Frans Lanting has been hailed as one of the great nature photographers of our time. His influential work appears in books, magazines, and exhibitions around the world. For more than two decades he has documented wildlife and our relationship with nature in environments from the Amazon to Antarctica. He portrays wild creatures as ambassadors for the preservation of complete ecosystems, and his many publications have increased worldwide awareness of endangered ecological treasures in far corners of the earth.

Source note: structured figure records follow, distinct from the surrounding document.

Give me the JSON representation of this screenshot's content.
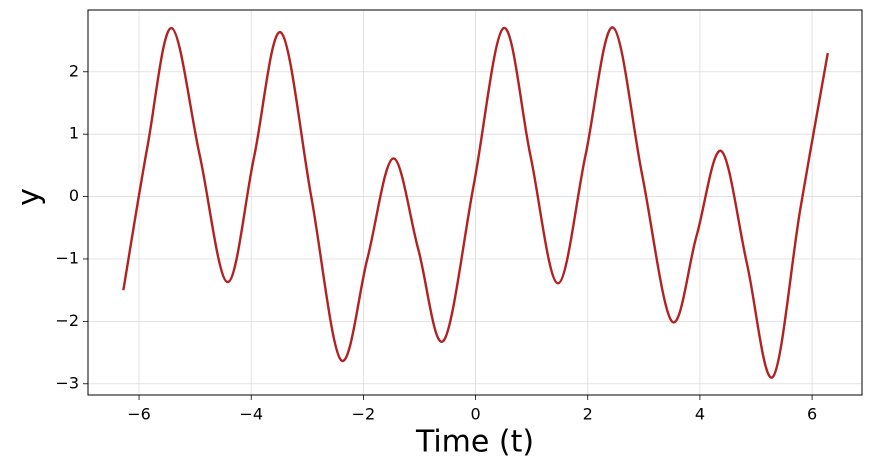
{
  "chart_data": {
    "type": "line",
    "xlabel": "Time (t)",
    "ylabel": "y",
    "x": [
      -6.28,
      -5.85,
      -5.42,
      -4.92,
      -4.42,
      -3.95,
      -3.47,
      -2.93,
      -2.4,
      -1.93,
      -1.47,
      -1.02,
      -0.57,
      -0.03,
      0.5,
      0.98,
      1.47,
      1.96,
      2.45,
      2.97,
      3.5,
      3.94,
      4.38,
      4.84,
      5.3,
      5.79,
      6.28
    ],
    "series": [
      {
        "color": "#b22222",
        "values": [
          -1.5,
          0.8,
          2.7,
          0.67,
          -1.37,
          0.63,
          2.63,
          0.0,
          -2.62,
          -1.0,
          0.61,
          -0.85,
          -2.31,
          0.2,
          2.7,
          0.65,
          -1.39,
          0.66,
          2.71,
          0.35,
          -2.0,
          -0.63,
          0.73,
          -1.08,
          -2.89,
          -0.2,
          2.3
        ]
      }
    ],
    "xlim": [
      -6.91,
      6.89
    ],
    "ylim": [
      -3.18,
      2.99
    ],
    "xticks": [
      {
        "value": -6,
        "label": "−6"
      },
      {
        "value": -4,
        "label": "−4"
      },
      {
        "value": -2,
        "label": "−2"
      },
      0,
      2,
      4,
      6
    ],
    "yticks": [
      {
        "value": -3,
        "label": "−3"
      },
      {
        "value": -2,
        "label": "−2"
      },
      {
        "value": -1,
        "label": "−1"
      },
      0,
      1,
      2
    ],
    "grid": true
  }
}
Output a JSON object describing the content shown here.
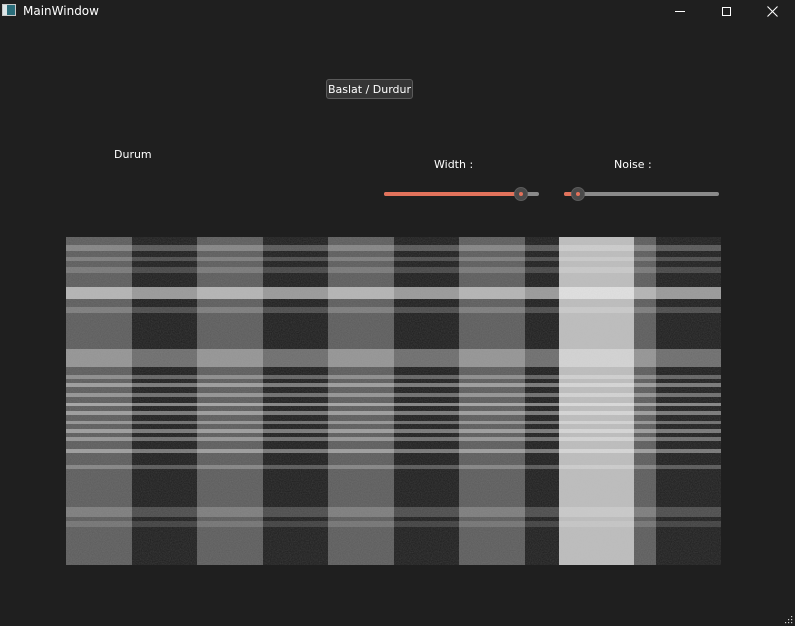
{
  "window": {
    "title": "MainWindow",
    "icon": "app-window-icon",
    "controls": [
      "minimize-icon",
      "maximize-icon",
      "close-icon"
    ]
  },
  "controls": {
    "start_stop_label": "Baslat / Durdur",
    "status_label": "Durum",
    "width_label": "Width :",
    "noise_label": "Noise :"
  },
  "sliders": {
    "width": {
      "value_fraction": 0.92
    },
    "noise": {
      "value_fraction": 0.05
    }
  },
  "colors": {
    "background": "#1f1f1f",
    "accent": "#e2725b",
    "slider_groove": "#8a8a8a",
    "button_bg": "#353535"
  },
  "image_view": {
    "description_icon": "striped-signal-image",
    "stripe_pattern": [
      {
        "bright": true
      },
      {
        "bright": false
      },
      {
        "bright": true
      },
      {
        "bright": false
      },
      {
        "bright": true
      },
      {
        "bright": false
      },
      {
        "bright": true
      },
      {
        "bright": false
      },
      {
        "bright": "highlight"
      },
      {
        "bright": true
      },
      {
        "bright": false
      }
    ]
  }
}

Lanting’s work has been commissioned frequently by National Geographic, where he is a Photographer-in-Residence. His assignments have ranged from a search for the fabled bonobos of central Africa to a unique circumnavigation by sailboat of South Georgia Island in the subantarctic. Images from his year-long odyssey to assess global biodiversity at the turn of the millennium filled the February 1999 issue of National Geographic. Lanting’s recent work includes profiles of global ecological hot spots and a series on American landscapes. His cover story on Hawaii’s volcanoes appears in the October 2004 issue of the magazine.

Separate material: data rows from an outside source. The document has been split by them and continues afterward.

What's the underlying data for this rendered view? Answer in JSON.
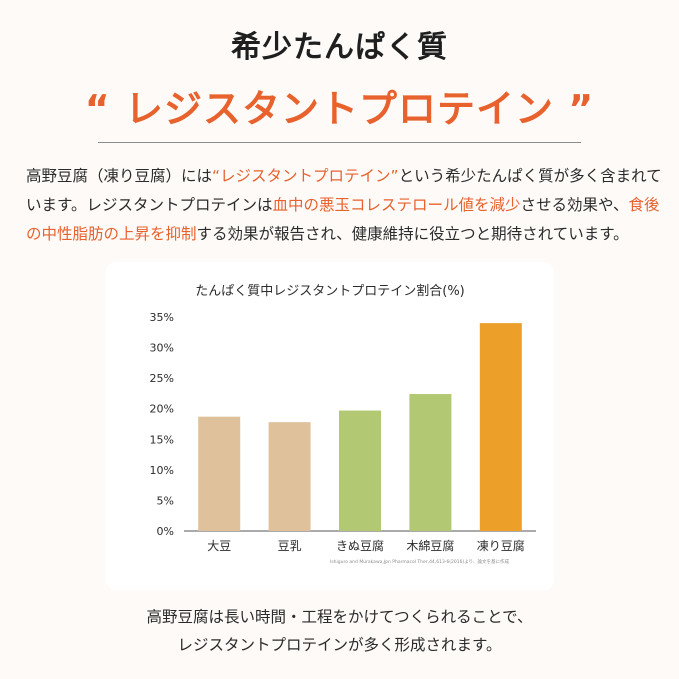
{
  "header": {
    "title": "希少たんぱく質",
    "subtitle": "“ レジスタントプロテイン ”"
  },
  "intro": {
    "p1": "高野豆腐（凍り豆腐）には",
    "h1": "“レジスタントプロテイン”",
    "p2": "という希少たんぱく質が多く含まれています。レジスタントプロテインは",
    "h2": "血中の悪玉コレステロール値を減少",
    "p3": "させる効果や、",
    "h3": "食後の中性脂肪の上昇を抑制",
    "p4": "する効果が報告され、健康維持に役立つと期待されています。"
  },
  "chart_data": {
    "type": "bar",
    "title": "たんぱく質中レジスタントプロテイン割合(%)",
    "categories": [
      "大豆",
      "豆乳",
      "きぬ豆腐",
      "木綿豆腐",
      "凍り豆腐"
    ],
    "values": [
      18.7,
      17.8,
      19.7,
      22.4,
      34.0
    ],
    "colors": [
      "#dfc19c",
      "#dfc19c",
      "#b2c872",
      "#b2c872",
      "#eca02a"
    ],
    "yticks": [
      "0%",
      "5%",
      "10%",
      "15%",
      "20%",
      "25%",
      "30%",
      "35%"
    ],
    "ylim": [
      0,
      35
    ],
    "xlabel": "",
    "ylabel": "",
    "grid": false,
    "source": "Ishiguro and Murakawa,Jpn Pharmacol Ther,44,613-6(2016)より、論文を基に作成"
  },
  "footer": {
    "line1": "高野豆腐は長い時間・工程をかけてつくられることで、",
    "line2": "レジスタントプロテインが多く形成されます。"
  }
}
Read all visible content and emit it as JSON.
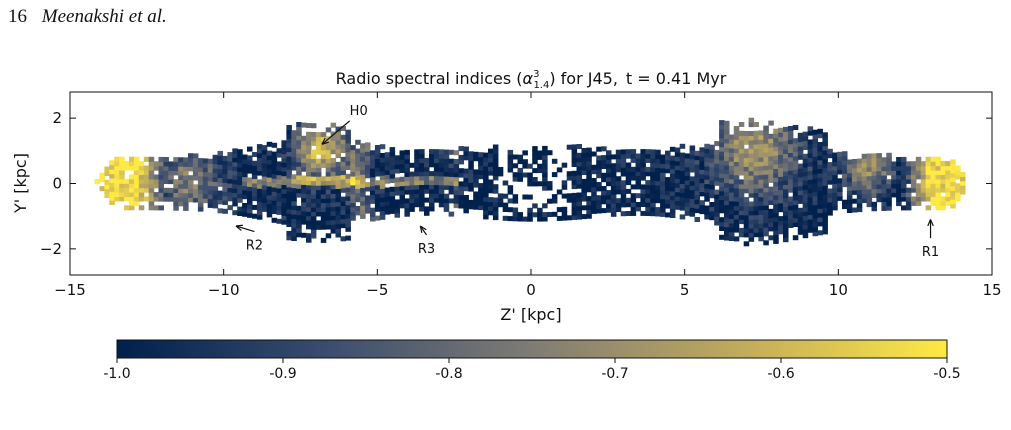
{
  "running_head": {
    "page_number": "16",
    "authors": "Meenakshi et al."
  },
  "chart_data": {
    "type": "heatmap",
    "title_prefix": "Radio spectral indices (",
    "title_symbol": "α",
    "title_sub": "1.4",
    "title_sup": "3",
    "title_suffix": ") for J45,",
    "title_time": "t = 0.41 Myr",
    "xlabel": "Z' [kpc]",
    "ylabel": "Y' [kpc]",
    "xlim": [
      -15,
      15
    ],
    "ylim": [
      -2.8,
      2.8
    ],
    "xticks": [
      -15,
      -10,
      -5,
      0,
      5,
      10,
      15
    ],
    "xtick_labels": [
      "−15",
      "−10",
      "−5",
      "0",
      "5",
      "10",
      "15"
    ],
    "yticks": [
      2,
      0,
      -2
    ],
    "ytick_labels": [
      "2",
      "0",
      "−2"
    ],
    "colorbar": {
      "range": [
        -1.0,
        -0.5
      ],
      "ticks": [
        -1.0,
        -0.9,
        -0.8,
        -0.7,
        -0.6,
        -0.5
      ],
      "tick_labels": [
        "-1.0",
        "-0.9",
        "-0.8",
        "-0.7",
        "-0.6",
        "-0.5"
      ],
      "colormap": [
        "#00204d",
        "#3a4c6e",
        "#7f7c74",
        "#c0aa5d",
        "#ffe945"
      ]
    },
    "annotations": [
      {
        "label": "H0",
        "z": -6.8,
        "y": 1.2
      },
      {
        "label": "R2",
        "z": -9.6,
        "y": -1.3
      },
      {
        "label": "R3",
        "z": -3.6,
        "y": -1.3
      },
      {
        "label": "R1",
        "z": 13.0,
        "y": -1.1
      }
    ]
  }
}
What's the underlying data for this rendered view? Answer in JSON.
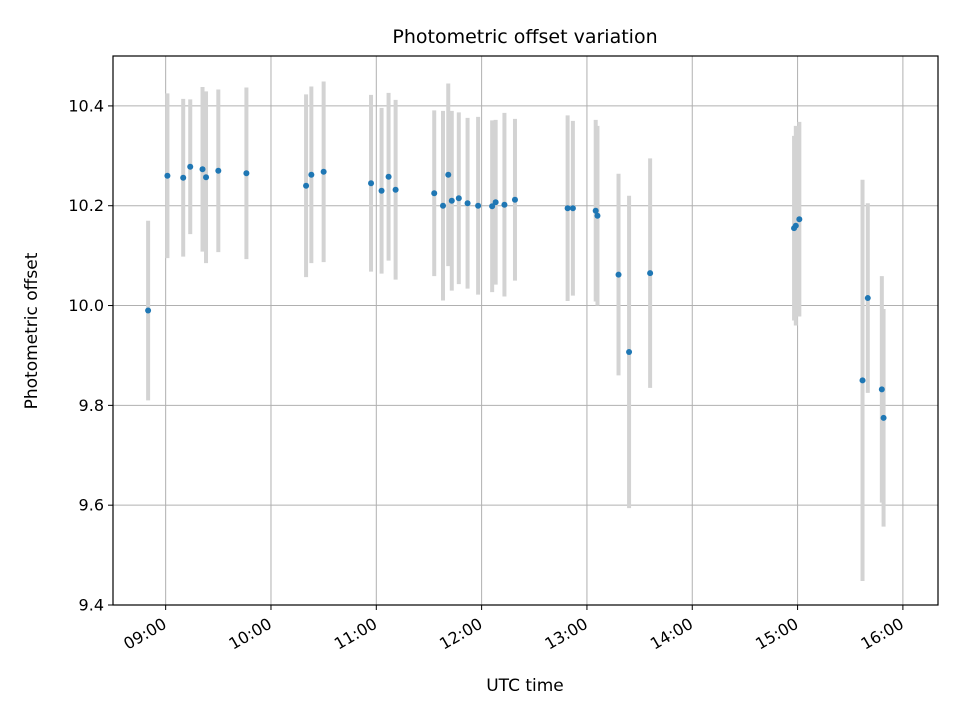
{
  "chart_data": {
    "type": "scatter",
    "title": "Photometric offset variation",
    "xlabel": "UTC time",
    "ylabel": "Photometric offset",
    "xlim": [
      "08:30",
      "16:20"
    ],
    "ylim": [
      9.4,
      10.5
    ],
    "grid": true,
    "x_ticks": [
      "09:00",
      "10:00",
      "11:00",
      "12:00",
      "13:00",
      "14:00",
      "15:00",
      "16:00"
    ],
    "y_ticks": [
      "9.4",
      "9.6",
      "9.8",
      "10.0",
      "10.2",
      "10.4"
    ],
    "colors": {
      "point": "#1f77b4",
      "errorbar": "#d3d3d3",
      "grid": "#b0b0b0"
    },
    "points": [
      {
        "x": "08:50",
        "y": 9.99,
        "err": 0.18
      },
      {
        "x": "09:01",
        "y": 10.26,
        "err": 0.165
      },
      {
        "x": "09:10",
        "y": 10.256,
        "err": 0.158
      },
      {
        "x": "09:14",
        "y": 10.278,
        "err": 0.135
      },
      {
        "x": "09:21",
        "y": 10.273,
        "err": 0.165
      },
      {
        "x": "09:23",
        "y": 10.257,
        "err": 0.172
      },
      {
        "x": "09:30",
        "y": 10.27,
        "err": 0.163
      },
      {
        "x": "09:46",
        "y": 10.265,
        "err": 0.172
      },
      {
        "x": "10:20",
        "y": 10.24,
        "err": 0.183
      },
      {
        "x": "10:23",
        "y": 10.262,
        "err": 0.177
      },
      {
        "x": "10:30",
        "y": 10.268,
        "err": 0.181
      },
      {
        "x": "10:57",
        "y": 10.245,
        "err": 0.177
      },
      {
        "x": "11:03",
        "y": 10.23,
        "err": 0.166
      },
      {
        "x": "11:07",
        "y": 10.258,
        "err": 0.168
      },
      {
        "x": "11:11",
        "y": 10.232,
        "err": 0.18
      },
      {
        "x": "11:33",
        "y": 10.225,
        "err": 0.166
      },
      {
        "x": "11:38",
        "y": 10.2,
        "err": 0.19
      },
      {
        "x": "11:41",
        "y": 10.262,
        "err": 0.183
      },
      {
        "x": "11:43",
        "y": 10.21,
        "err": 0.18
      },
      {
        "x": "11:47",
        "y": 10.215,
        "err": 0.172
      },
      {
        "x": "11:52",
        "y": 10.205,
        "err": 0.171
      },
      {
        "x": "11:58",
        "y": 10.2,
        "err": 0.178
      },
      {
        "x": "12:06",
        "y": 10.199,
        "err": 0.172
      },
      {
        "x": "12:08",
        "y": 10.207,
        "err": 0.165
      },
      {
        "x": "12:13",
        "y": 10.202,
        "err": 0.184
      },
      {
        "x": "12:19",
        "y": 10.212,
        "err": 0.162
      },
      {
        "x": "12:49",
        "y": 10.195,
        "err": 0.186
      },
      {
        "x": "12:52",
        "y": 10.195,
        "err": 0.175
      },
      {
        "x": "13:05",
        "y": 10.19,
        "err": 0.182
      },
      {
        "x": "13:06",
        "y": 10.18,
        "err": 0.18
      },
      {
        "x": "13:18",
        "y": 10.062,
        "err": 0.202
      },
      {
        "x": "13:24",
        "y": 9.907,
        "err": 0.313
      },
      {
        "x": "13:36",
        "y": 10.065,
        "err": 0.23
      },
      {
        "x": "14:58",
        "y": 10.155,
        "err": 0.185
      },
      {
        "x": "14:59",
        "y": 10.16,
        "err": 0.2
      },
      {
        "x": "15:01",
        "y": 10.173,
        "err": 0.195
      },
      {
        "x": "15:37",
        "y": 9.85,
        "err": 0.402
      },
      {
        "x": "15:40",
        "y": 10.015,
        "err": 0.19
      },
      {
        "x": "15:48",
        "y": 9.832,
        "err": 0.227
      },
      {
        "x": "15:49",
        "y": 9.775,
        "err": 0.218
      }
    ]
  }
}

Lanting’s books have received awards and acclaim: “No one turns animals into art more completely than Frans Lanting,” writes The New Yorker. His books include Life (2006), Jungles (2000), Penguin (1999), Living Planet (1999), Eye to Eye (1997), Bonobo, The Forgotten Ape (1997), Okavango: Africa's Last Eden (1993), Forgotten Edens (1993), and Madagascar, A World Out of Time (1990). For the past several years Lanting has been working on locations around the world, with scientists ranging from paleobiologists to astrophysicists, to produce work for a new book about the evolution of life on earth, a personal photographic interpretation of life and its origins.

Lanting has received numerous prestigious awards. In 2001 H.R.H. Prince Bernhard inducted him as a Knight in the Royal Order of the Golden Ark, the Netherlands' highest conservation honor. He has received top honors from World Press Photo, the title of BBC Wildlife Photographer of the Year, and the Sierra Club's Ansel Adams Award. In 1999 he was honored as a Fellow of the Royal Photographic Society in London.

Lanting is a Trustee of the University of California Santa Cruz, and he serves on the National Council of the World Wildlife Fund and as a columnist for Outdoor Photographer.

Frans Lanting makes his home in Santa Cruz, California, with his wife and partner, Chris Eckstrom, an editor, producer, and former staff writer at National Geographic with whom he collaborates on fieldwork and publishing projects.